There is a high probability that homeopaths or their supporters will leave a comment below exclaiming, often (but not always) as a last resort, that I:
  1. a) Simply don't understand it.
  2. b) I need to read 21 papers that support their position.
  3. c) Until I've read these 21 (or more) "scientific studies", I'm not qualified to be talking like this.
  4. d) I am speaking out of my simple minded, music teacher ass (Bryce Wylde once derisively called me "Music Man" and in the next breath said that I was stewing in bitterness.)
They will also call us communists in the pocket of their favourite enemy (after skeptics), "Big Pharma:"
The skeptical movement is an offshoot of the Communist Party. (Really: see the top two links below.) Its top organizers were hired by pharmaceutical company and medical industry representatives to recruit malcontents in bars to spread hate propaganda against non-conventional medical systems. One of the first such skeptic groups referred to itself as “Skeptics in the Pub”. Not surprisingly, their rants against Homeopathy sound like the drunken cacophony of soccer hooligans."
The above quote was pulled from a new pro-homeopathy website owned by Kitchener-area homeopath Tracy Poizner. (To me, it sounds like "poisoner").  Communists Party offshoot. Drunks. Hired by pharmaceutical company and medical industry reps to recruit malcontents in bars.

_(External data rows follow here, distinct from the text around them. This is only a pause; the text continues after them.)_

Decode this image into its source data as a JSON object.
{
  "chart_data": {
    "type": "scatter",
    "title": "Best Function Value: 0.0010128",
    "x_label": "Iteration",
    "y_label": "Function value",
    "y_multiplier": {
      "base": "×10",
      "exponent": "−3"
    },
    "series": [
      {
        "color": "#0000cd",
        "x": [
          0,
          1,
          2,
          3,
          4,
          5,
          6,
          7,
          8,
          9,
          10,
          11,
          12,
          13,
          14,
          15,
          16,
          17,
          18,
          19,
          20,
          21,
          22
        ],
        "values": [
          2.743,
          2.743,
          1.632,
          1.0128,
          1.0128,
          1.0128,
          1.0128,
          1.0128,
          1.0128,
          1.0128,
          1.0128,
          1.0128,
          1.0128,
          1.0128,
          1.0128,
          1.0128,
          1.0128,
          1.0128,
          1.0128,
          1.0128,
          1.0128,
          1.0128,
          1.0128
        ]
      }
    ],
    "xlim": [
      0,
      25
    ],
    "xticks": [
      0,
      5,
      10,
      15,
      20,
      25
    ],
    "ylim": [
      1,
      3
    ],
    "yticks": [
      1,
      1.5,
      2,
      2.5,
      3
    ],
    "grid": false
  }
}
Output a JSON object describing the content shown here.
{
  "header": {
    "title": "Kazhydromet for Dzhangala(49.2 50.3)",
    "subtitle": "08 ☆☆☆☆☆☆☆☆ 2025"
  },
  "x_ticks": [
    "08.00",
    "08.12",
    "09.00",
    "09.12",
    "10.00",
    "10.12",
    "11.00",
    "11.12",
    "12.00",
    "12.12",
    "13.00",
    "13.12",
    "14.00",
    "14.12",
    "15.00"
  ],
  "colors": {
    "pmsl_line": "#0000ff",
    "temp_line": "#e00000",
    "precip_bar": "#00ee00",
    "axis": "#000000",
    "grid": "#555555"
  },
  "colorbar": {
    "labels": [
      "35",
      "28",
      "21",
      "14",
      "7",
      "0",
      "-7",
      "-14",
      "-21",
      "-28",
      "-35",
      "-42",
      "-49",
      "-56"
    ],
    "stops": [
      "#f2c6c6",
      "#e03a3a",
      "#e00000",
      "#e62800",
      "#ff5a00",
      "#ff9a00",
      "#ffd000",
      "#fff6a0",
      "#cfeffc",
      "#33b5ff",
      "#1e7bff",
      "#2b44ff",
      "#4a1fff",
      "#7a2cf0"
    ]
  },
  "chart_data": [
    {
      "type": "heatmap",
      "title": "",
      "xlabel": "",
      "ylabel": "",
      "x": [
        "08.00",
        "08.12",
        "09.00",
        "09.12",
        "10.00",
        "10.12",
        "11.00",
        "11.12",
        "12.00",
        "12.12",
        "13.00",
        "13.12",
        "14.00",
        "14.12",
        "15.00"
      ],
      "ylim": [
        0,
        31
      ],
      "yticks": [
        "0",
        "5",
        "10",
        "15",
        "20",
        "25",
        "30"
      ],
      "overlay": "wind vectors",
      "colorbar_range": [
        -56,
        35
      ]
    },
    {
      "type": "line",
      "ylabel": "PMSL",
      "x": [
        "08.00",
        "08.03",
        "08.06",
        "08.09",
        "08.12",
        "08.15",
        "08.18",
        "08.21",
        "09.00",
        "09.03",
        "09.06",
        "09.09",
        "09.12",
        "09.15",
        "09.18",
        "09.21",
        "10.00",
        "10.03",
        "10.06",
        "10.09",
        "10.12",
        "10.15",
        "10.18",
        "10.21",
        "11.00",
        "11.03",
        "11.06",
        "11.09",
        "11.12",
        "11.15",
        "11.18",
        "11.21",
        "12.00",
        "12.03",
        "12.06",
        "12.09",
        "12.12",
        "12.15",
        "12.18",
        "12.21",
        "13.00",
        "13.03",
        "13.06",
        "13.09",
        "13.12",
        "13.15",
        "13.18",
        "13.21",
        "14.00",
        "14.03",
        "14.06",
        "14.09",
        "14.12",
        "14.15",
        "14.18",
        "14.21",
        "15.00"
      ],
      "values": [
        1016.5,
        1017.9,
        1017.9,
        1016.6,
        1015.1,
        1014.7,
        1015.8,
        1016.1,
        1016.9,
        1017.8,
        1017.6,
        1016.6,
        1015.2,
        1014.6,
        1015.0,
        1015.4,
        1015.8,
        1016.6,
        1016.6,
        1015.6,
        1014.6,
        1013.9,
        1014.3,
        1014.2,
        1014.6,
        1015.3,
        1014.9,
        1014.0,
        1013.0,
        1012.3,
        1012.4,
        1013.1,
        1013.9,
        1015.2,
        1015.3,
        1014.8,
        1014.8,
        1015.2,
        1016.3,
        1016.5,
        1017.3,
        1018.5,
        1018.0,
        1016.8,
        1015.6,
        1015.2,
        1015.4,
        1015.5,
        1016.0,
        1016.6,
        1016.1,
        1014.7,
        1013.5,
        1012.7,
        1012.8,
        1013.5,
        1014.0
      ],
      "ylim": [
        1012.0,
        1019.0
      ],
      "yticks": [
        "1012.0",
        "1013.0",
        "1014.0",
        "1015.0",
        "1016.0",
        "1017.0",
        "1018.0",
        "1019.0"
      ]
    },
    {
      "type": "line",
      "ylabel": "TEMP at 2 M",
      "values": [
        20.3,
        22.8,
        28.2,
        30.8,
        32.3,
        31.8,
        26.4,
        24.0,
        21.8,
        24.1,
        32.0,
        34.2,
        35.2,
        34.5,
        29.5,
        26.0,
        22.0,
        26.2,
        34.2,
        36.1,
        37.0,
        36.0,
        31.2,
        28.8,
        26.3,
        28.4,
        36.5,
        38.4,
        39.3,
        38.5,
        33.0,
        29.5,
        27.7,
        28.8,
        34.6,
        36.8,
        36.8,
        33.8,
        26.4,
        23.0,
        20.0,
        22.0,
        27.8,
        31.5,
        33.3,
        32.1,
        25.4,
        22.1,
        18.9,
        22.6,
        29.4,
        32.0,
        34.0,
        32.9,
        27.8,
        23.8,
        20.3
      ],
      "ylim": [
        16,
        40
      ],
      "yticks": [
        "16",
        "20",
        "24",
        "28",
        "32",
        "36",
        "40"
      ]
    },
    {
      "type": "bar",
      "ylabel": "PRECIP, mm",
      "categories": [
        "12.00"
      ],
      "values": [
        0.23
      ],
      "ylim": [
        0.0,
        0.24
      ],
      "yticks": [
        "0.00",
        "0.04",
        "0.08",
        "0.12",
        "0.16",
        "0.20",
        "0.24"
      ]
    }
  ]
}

To Tracy Poizner:  You provide no evidence of these claims, and make no mistake: this is slander, libel, and deliberate character defamation on your part.  If you cannot provide evidence, I suggest you remove this, before some skeptics with a skin as thin as yours decide to take legal action against you.  Your tactic is despicably cowardly, as we already know what McCarthyism did to a culture.

It's now been 9 hours since I took 50 homeopathic sleeping pills.  It's just past 10:00 pm as I write this, and I've been up all day.  I just yawned.  Homeopaths: don't claim this as a yawn in your favour.  I'm just bored writing about you.

Because it's not homeopathic.  It's homeopathetic.

And no, I don't think that's very clever of me.